The terror inflicted on the inhabitants of the ghetto escalated, more and more people were deported:

“We keep waiting - for nothing. We wait day and night. Nobody knows what tomorrow will bring. We are sorted out; we are continuously sorted out like merchandise. Street by street, house by house, we are ringed in more and more. (…) People go and simply do not come back again. You have only just got used to a face, and then it is gone again.”

First, Roma’s grandmother is deported to a concentration camp, then later her father as well. Finally, mother and daughter managed to flee from the ghetto. Harbouring forged documents, they hid with a Polish family from March 1943 until the end of the war, and this is how they managed to avoid being deported to the extermination camp:

“I spent my whole childhood with the Kierniks on my tiptoes, that’s how it seems to me today. There were dolls and theatre plays, books, music, pens and paper, and something like a home; even if none of it belonged to me.

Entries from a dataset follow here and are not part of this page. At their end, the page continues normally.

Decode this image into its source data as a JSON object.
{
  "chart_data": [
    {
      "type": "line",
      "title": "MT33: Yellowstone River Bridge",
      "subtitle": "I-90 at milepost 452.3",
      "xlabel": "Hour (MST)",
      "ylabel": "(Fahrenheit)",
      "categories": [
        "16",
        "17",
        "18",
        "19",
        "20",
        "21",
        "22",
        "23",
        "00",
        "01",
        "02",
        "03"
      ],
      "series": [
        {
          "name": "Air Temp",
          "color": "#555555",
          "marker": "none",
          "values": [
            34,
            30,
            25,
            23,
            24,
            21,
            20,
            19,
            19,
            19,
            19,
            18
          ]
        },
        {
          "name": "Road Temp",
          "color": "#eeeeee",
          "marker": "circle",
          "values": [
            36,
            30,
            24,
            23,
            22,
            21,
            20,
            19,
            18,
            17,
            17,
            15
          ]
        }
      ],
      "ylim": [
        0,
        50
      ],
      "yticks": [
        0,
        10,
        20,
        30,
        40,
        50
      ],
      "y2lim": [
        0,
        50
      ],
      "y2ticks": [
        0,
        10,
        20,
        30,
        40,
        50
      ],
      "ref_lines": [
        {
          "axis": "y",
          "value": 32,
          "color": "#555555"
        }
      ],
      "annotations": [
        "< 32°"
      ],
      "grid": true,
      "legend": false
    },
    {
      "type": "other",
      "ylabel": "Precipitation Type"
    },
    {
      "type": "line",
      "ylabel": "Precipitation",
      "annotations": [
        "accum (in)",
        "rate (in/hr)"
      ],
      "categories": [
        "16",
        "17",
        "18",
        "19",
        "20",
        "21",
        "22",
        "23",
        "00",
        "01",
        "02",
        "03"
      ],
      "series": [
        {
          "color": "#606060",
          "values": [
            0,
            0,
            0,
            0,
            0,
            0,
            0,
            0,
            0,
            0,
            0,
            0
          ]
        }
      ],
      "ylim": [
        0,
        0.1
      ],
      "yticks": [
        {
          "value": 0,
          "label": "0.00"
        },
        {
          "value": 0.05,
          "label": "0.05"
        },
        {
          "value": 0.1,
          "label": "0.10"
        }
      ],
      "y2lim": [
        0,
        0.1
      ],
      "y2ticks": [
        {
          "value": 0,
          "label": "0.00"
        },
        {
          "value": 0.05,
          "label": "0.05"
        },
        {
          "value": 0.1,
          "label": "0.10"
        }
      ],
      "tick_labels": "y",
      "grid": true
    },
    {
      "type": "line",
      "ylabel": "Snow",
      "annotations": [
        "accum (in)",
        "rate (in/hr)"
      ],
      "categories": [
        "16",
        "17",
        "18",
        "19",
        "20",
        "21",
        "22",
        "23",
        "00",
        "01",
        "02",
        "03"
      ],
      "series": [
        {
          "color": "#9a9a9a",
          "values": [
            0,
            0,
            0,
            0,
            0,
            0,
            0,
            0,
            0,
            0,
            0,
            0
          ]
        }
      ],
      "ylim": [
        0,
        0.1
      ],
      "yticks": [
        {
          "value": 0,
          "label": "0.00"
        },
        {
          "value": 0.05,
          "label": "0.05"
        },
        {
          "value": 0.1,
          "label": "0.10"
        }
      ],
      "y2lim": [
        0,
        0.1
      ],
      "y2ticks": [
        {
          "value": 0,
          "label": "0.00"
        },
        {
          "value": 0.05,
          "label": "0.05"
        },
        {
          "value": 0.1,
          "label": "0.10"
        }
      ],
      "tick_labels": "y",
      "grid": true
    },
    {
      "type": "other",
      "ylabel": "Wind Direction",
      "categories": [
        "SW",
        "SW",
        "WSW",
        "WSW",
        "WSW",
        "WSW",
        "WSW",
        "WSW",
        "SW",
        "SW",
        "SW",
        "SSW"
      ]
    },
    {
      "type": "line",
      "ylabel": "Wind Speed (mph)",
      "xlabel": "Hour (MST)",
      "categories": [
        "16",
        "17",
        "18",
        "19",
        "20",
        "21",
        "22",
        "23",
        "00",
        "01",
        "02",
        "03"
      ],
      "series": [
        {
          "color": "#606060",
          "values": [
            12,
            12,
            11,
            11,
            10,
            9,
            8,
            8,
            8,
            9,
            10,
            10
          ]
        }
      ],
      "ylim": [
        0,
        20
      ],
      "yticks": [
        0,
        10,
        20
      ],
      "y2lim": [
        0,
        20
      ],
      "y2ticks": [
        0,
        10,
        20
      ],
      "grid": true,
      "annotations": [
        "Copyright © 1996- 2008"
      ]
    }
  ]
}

It was a borrowed life, a borrowed childhood with a borrowed family (…) After that, my childhood was over.”

At the end of the war, Roma was six years old. Over the coming weeks, the few survivors from their circle of friends and acquaintances gradually found their way back together in Kraków. Little Roma was faced with the psychological stress of her environment which, as a child, she did not really know how to classify or process:

“I have the grown-ups’ stories in my ear always and I can never forget them. Covering my ears, crawling under the bed or pulling the cover over my head - none of it helped. There was no escape, no mercy for us children. We were unwilling witnesses of those who bore witness.”

The survivors of the concentration camp seemed to her as if they had gone mad. She did not recognise her father who survived the Plaszów and Auschwitz concentration camps and returned to Kraków. Her closest confidante during this time is her mother. She made friends with Ryszard Horowitz, who was the same age, and her cousin Roman Polański, who was six years older, with whom she went on adventures through the city. Slowly Roma and the other survivors settled in to a life in the post-war period: Roma went to school and completed her school-leaving exam before studying painting and stage design at the renowned Akademia Sztuk Pięknych im. Jana Matejki in Kraków. But the trauma of her early years would stay with her for the rest of her life.